With this in mind, we understand that importance of folate and its interconnections with neurotransmitter function. Folate, however, needs to be transported seamlessly into the cells. This is primarily achieved through several major folate receptors known as Folate Receptor Alpha (Fra), Reduced Folate Carrier (RFC), and the Proton Coupled Folate Transporter (PCFT). Folate Receptor Alpha (Fra) is a major receptor in transporting folate into the brain and cerebrospinal fluid (CSF). FRα acts as a high-affinity receptor for folate, facilitating its uptake into these cells. Cerebral folate delivery primarily occurs at the choroid plexus through FRα and the PCFT. If these transport systems are impeded in any way, low folate levels in the cerebrospinal fluid may occur thereby potentially causing neuropsychiatric disorders.

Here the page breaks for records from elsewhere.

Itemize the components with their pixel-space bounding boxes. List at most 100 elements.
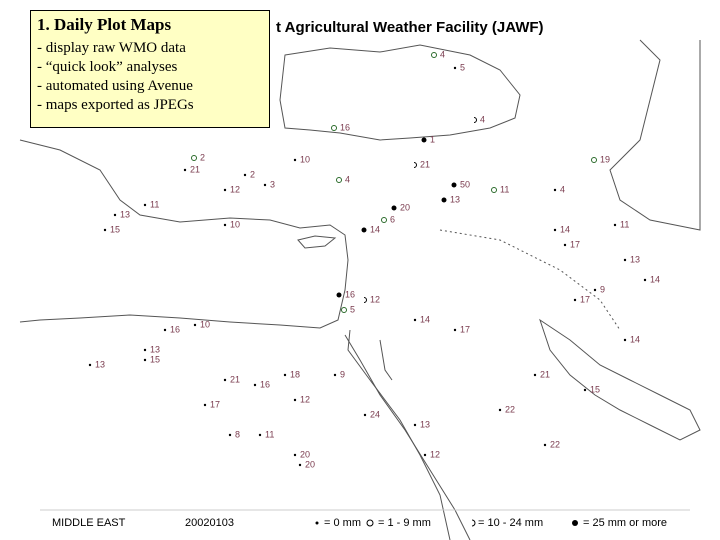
- station-value: 50: [460, 179, 470, 189]
- station-value: 16: [340, 122, 350, 132]
- station-symbol: [583, 388, 587, 392]
- date-label: 20020103: [185, 517, 234, 529]
- station-symbol: [473, 117, 477, 123]
- station-symbol: [341, 307, 347, 313]
- region-label: MIDDLE EAST: [52, 517, 126, 529]
- station-value: 4: [560, 184, 565, 194]
- station-value: 13: [120, 209, 130, 219]
- station-symbol: [391, 205, 397, 211]
- station-value: 5: [460, 62, 465, 72]
- station-value: 2: [200, 152, 205, 162]
- station-symbol: [413, 162, 417, 168]
- station-value: 21: [230, 374, 240, 384]
- station-value: 8: [235, 429, 240, 439]
- station-symbol: [413, 423, 417, 427]
- station-symbol: [143, 348, 147, 352]
- station-symbol: [553, 228, 557, 232]
- station-value: 16: [345, 289, 355, 299]
- station-value: 14: [650, 274, 660, 284]
- station-symbol: [283, 373, 287, 377]
- station-value: 24: [370, 409, 380, 419]
- station-symbol: [381, 217, 387, 223]
- station-symbol: [413, 318, 417, 322]
- station-value: 13: [150, 344, 160, 354]
- station-value: 12: [300, 394, 310, 404]
- station-symbol: [573, 298, 577, 302]
- station-symbol: [553, 188, 557, 192]
- station-symbol: [613, 223, 617, 227]
- station-value: 21: [190, 164, 200, 174]
- station-value: 16: [170, 324, 180, 334]
- station-symbol: [143, 203, 147, 207]
- callout-item: - “quick look” analyses: [37, 59, 178, 75]
- station-value: 18: [290, 369, 300, 379]
- station-symbol: [253, 383, 257, 387]
- station-value: 6: [390, 214, 395, 224]
- station-value: 9: [600, 284, 605, 294]
- station-symbol: [451, 182, 457, 188]
- station-symbol: [623, 338, 627, 342]
- station-value: 11: [265, 429, 274, 439]
- legend-label: = 1 - 9 mm: [378, 517, 431, 529]
- station-symbol: [363, 297, 367, 303]
- station-value: 11: [150, 199, 159, 209]
- station-symbol: [298, 463, 302, 467]
- station-symbol: [183, 168, 187, 172]
- station-value: 12: [370, 294, 380, 304]
- callout-item: - display raw WMO data: [37, 40, 186, 56]
- station-symbol: [193, 323, 197, 327]
- station-symbol: [441, 197, 447, 203]
- station-symbol: [228, 433, 232, 437]
- station-value: 11: [500, 184, 509, 194]
- station-value: 13: [95, 359, 105, 369]
- station-value: 22: [550, 439, 560, 449]
- station-value: 14: [560, 224, 570, 234]
- station-value: 17: [460, 324, 470, 334]
- station-symbol: [191, 155, 197, 161]
- station-symbol: [533, 373, 537, 377]
- station-symbol: [263, 183, 267, 187]
- station-value: 15: [150, 354, 160, 364]
- station-symbol: [361, 227, 367, 233]
- station-symbol: [293, 158, 297, 162]
- station-symbol: [453, 328, 457, 332]
- callout-title: 1. Daily Plot Maps: [37, 15, 172, 34]
- station-symbol: [143, 358, 147, 362]
- station-symbol: [453, 66, 457, 70]
- station-symbol: [103, 228, 107, 232]
- station-symbol: [363, 413, 367, 417]
- station-value: 3: [270, 179, 275, 189]
- station-value: 22: [505, 404, 515, 414]
- station-symbol: [336, 177, 342, 183]
- station-value: 4: [440, 49, 445, 59]
- station-symbol: [293, 398, 297, 402]
- station-symbol: [543, 443, 547, 447]
- station-symbol: [113, 213, 117, 217]
- station-symbol: [498, 408, 502, 412]
- station-symbol: [421, 137, 427, 143]
- station-value: 10: [300, 154, 310, 164]
- station-value: 13: [450, 194, 460, 204]
- legend-symbol: [471, 519, 476, 527]
- station-value: 17: [210, 399, 220, 409]
- station-value: 10: [200, 319, 210, 329]
- station-symbol: [593, 288, 597, 292]
- station-value: 17: [580, 294, 590, 304]
- station-symbol: [591, 157, 597, 163]
- station-value: 4: [345, 174, 350, 184]
- station-symbol: [203, 403, 207, 407]
- legend-symbol: [366, 519, 374, 527]
- station-value: 16: [260, 379, 270, 389]
- map-title: t Agricultural Weather Facility (JAWF): [276, 19, 544, 36]
- station-value: 1: [430, 134, 435, 144]
- callout-item: - maps exported as JPEGs: [37, 97, 194, 113]
- legend-symbol: [315, 521, 319, 525]
- legend-label: = 10 - 24 mm: [478, 517, 543, 529]
- station-value: 17: [570, 239, 580, 249]
- station-symbol: [623, 258, 627, 262]
- legend-label: = 0 mm: [324, 517, 361, 529]
- station-value: 12: [430, 449, 440, 459]
- callout-box: 1. Daily Plot Maps - display raw WMO dat…: [30, 10, 270, 128]
- station-value: 14: [370, 224, 380, 234]
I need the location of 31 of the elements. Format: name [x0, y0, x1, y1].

One impediment in the transport of folate to the brain and the CFS has been found to be the presence of folate receptor autoantibodies that target the Folate Receptor Alpha (Fra). Folate receptor autoantibodies make the Folate Receptor Alpha dysfunctional and suggest that not enough folate is being transported into the brain and into the cerebrospinal fluid. Researchers have defined this condition as cerebral folate deficiency syndrome. Interestingly, folate receptor autoantibodies have been found in patients with treatment resistant depression. In a previous study of 16 adult patients diagnosed with major depressive disorder, 9 patients tested positive for folate receptor autoantibodies. Although the study was small in the number of patients enrolled, it has garnered significant interest in assessing the relevance of these autoantibodies in depression. Screening for folate receptor autoantibodies may be done though the use of FRAT® (Folate Receptor Autoantibody Test).
The presence of folate receptor autoantibodies in these instances also suggest a possible treatment that can possibly correct this type of impeded folate transport. More specifically, a special type of reduced folate known as folinic acid (leucovorin) has been found to reverse certain neuropsychiatric abnormalities in those that had folate receptor autoantibodies. It is believed that a reduced folate such as folinic acid can bypass the dysfunctional Folate Receptor Alpha and enter the brain/CFS via the Reduced Folate Carrier (RFC). However, RFC has a lower affinity for folate as compared with the FRα, so blood folate concentrations need to be higher to optimize this alternative pathway. This approach can be a possible solution for these depressed patients and may potentially serve as a future treatment. More research needs to be done in the fascinating field!